Almost five years later, I met the couple in Washington's bustling Union Market to discuss marriage and love. Rajan, a Maryland native, joked that their marriage had been arranged, after all - "by an algorithm."

Mehta said that for her, the turning point came when she realized that sometimes "you have to go back and listen to the people who've been married 50 years.

"Indian parents always say stuff like, 'It's not about love, it's about family,' They married for family." She paused. "What is it they always say? 'The love comes later.' "

She looked over at Rajan. Bouncing on his knee in a pink fleece and tiny flowered leggings was Diya, the couple's bright-eyed 7-month-old.

Rajan and Mehta may not be alone in forging what I call a "practical marriage" - focusing first on cultural similarities, financial goals and family, and trusting love will follow. Across the United States, thousands of Indian Americans are meeting via sites such as Shaadi.com, BharatMatrimony and the app Dil Mil, which allow them to search for such unromantic attributes such as language, education and economic status. It's unclear how many of them are children of arranged marriages and how that has shaped their views on love.

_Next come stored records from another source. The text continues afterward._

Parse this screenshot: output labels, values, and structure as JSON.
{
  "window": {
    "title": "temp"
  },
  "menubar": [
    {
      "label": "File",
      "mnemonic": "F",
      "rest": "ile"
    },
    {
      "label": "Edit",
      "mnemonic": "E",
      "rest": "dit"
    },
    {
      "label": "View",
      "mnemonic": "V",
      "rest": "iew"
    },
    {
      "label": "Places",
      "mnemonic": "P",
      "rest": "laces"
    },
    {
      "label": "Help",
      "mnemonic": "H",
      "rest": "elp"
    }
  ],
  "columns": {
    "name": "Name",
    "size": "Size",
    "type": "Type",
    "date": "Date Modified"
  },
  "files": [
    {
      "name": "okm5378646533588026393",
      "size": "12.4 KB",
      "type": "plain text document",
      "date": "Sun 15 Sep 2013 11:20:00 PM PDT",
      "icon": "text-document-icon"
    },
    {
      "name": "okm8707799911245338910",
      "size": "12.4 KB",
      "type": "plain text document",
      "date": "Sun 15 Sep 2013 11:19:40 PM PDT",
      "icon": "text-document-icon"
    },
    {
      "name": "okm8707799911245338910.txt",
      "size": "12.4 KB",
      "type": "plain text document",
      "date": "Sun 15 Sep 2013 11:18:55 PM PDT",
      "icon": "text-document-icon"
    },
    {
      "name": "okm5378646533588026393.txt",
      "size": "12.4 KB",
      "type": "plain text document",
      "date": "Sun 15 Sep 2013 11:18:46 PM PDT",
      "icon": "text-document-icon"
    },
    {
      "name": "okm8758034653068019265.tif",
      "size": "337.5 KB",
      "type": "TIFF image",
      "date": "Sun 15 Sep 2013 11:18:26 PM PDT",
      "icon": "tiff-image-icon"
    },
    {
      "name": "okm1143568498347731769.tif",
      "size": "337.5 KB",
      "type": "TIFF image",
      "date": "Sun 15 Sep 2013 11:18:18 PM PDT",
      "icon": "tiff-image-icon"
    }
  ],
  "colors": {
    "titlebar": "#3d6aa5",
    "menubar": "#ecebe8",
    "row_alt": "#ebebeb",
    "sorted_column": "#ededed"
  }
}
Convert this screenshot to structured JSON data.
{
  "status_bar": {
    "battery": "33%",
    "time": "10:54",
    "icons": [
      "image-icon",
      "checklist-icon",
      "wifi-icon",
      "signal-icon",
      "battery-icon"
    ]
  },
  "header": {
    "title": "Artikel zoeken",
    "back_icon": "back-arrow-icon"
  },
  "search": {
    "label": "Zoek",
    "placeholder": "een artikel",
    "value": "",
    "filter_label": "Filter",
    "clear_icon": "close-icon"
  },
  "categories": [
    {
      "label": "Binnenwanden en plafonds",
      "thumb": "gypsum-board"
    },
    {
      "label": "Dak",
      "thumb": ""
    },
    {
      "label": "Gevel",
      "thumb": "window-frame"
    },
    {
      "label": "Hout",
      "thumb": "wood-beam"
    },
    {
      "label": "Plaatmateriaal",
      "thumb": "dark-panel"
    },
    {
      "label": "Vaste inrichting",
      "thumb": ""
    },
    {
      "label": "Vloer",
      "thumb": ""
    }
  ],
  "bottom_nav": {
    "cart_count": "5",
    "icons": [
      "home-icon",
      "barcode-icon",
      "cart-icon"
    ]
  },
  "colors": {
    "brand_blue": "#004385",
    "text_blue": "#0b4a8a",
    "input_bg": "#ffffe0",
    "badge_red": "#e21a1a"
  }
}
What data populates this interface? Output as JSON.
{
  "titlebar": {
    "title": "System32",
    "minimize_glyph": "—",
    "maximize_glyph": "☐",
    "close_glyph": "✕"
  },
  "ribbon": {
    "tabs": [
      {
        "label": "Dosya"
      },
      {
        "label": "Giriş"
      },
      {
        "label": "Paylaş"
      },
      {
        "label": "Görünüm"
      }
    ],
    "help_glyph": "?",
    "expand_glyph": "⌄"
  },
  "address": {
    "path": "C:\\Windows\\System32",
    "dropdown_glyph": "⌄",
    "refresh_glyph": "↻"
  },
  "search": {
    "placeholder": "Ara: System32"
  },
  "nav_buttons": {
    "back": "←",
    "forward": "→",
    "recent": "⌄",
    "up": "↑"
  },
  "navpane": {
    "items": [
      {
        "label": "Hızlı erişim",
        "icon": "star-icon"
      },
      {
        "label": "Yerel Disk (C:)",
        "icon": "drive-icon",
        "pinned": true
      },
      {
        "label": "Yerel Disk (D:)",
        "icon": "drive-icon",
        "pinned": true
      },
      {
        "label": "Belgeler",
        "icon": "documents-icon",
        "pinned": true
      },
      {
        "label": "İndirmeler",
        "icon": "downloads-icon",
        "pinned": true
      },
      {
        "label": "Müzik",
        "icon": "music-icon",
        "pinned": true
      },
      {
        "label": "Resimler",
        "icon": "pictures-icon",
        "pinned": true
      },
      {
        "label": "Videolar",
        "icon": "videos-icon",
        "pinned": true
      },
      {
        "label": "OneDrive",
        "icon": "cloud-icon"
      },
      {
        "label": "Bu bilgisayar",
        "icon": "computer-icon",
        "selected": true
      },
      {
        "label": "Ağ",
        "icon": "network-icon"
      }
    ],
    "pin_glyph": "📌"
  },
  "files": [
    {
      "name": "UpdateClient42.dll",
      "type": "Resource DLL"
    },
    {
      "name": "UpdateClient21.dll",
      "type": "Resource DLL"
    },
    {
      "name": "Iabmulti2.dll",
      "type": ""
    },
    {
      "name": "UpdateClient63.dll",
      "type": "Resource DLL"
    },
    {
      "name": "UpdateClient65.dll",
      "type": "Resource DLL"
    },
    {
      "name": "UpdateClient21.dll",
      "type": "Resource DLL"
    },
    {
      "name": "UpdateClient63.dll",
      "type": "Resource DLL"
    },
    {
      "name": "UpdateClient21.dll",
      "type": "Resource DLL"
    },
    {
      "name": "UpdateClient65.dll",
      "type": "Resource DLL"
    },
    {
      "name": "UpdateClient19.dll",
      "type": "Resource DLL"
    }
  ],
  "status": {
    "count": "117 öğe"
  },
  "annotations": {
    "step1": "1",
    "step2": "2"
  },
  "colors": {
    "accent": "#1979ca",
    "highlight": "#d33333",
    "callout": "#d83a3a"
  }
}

I first learned of Rajan and Mehta's unusual approach to marriage a year ago, while hanging out with a cousin who is close to Rajan. I was intrigued. I, too, am a child of an arranged marriage who has long heard the parental adage that love can come later. And, after failing more times than I care to admit at dating the American way, I've become more amenable to the idea of a new kind of search.

This is a radical change for me: I was only 7, maybe 8, the first time I insisted to my mother that I planned on falling in love and getting married. After all, my generation camped out in front of the television in the early-morning hours to watch Diana Spencer marry her prince, and went to the movies to see Richard Gere shower Julia Roberts in gems as if she were Eliza Doolittle in thigh-high boots. I wanted that kind of romance, the meet-cute, for fate to arrange my love life.

For a long time, despite my youthful protestations, my parents expected my love life would go the way theirs had. My mother, Lakshmi, met my father, Raghupathy, at her parents' house in 1973 in what was then Madras, in southern India. He was 28 and set to leave in weeks for a postdoctoral fellowship 8,000 miles away in Philadelphia. But first, prodded by his parents, he took an overnight train to meet the 22-year-old beanpole of a girl with a promising horoscope and a thick braid of jet-black hair running down her back. They talked, briefly, about her cooking skills and whether she hoped to work after marriage (her music degree, my father says, made him worry about her job prospects).

I asked my parents, now married for more than 40 years, why they'd agreed to let their parents dictate their love lives.

"It was all we knew," my mother said. She had seen so many good marriages, she trusted the system would work for her.

So, could there be some truth in our parents' insistence that romance grows over time? And does it mean that we, no matter our ethnicity, should focus on other, more practical matters in our search for a mate?

Indian parents aren't the only ones who believe it. Research backs the theory.

Pamela Regan, a psychology professor at Cal State University in Los Angeles, conducted a study that compared arranged marriages and love marriages among Americans of Indian descent. She found that 10 years into the relationships, satisfaction and passion among the couples whose marriages were arranged nearly mirrored those of the love matches.

"I love romantic love," she said. "But these things do fade. They're probably not the best thing to focus on when choosing a partner."

Mehta and Rajan say they hope their relationship can last that long. They moved in together in Jersey City in August 2012, remodeled a condo and married in 2014. Diya was born a year later.
 

Sahil Rajan plays with his daughter, Diya, his wife, Devi Mehta (right), sister, Sheila Rajan (seated at left) and mother, Mamta Rajan (at left, walking out of the frame).

When they compare their marriage to that of their friends who may have had more hot-and-heavy beginnings, how do they think they're faring? I asked.

"I think we're happier than they are," Rajan said. "I do."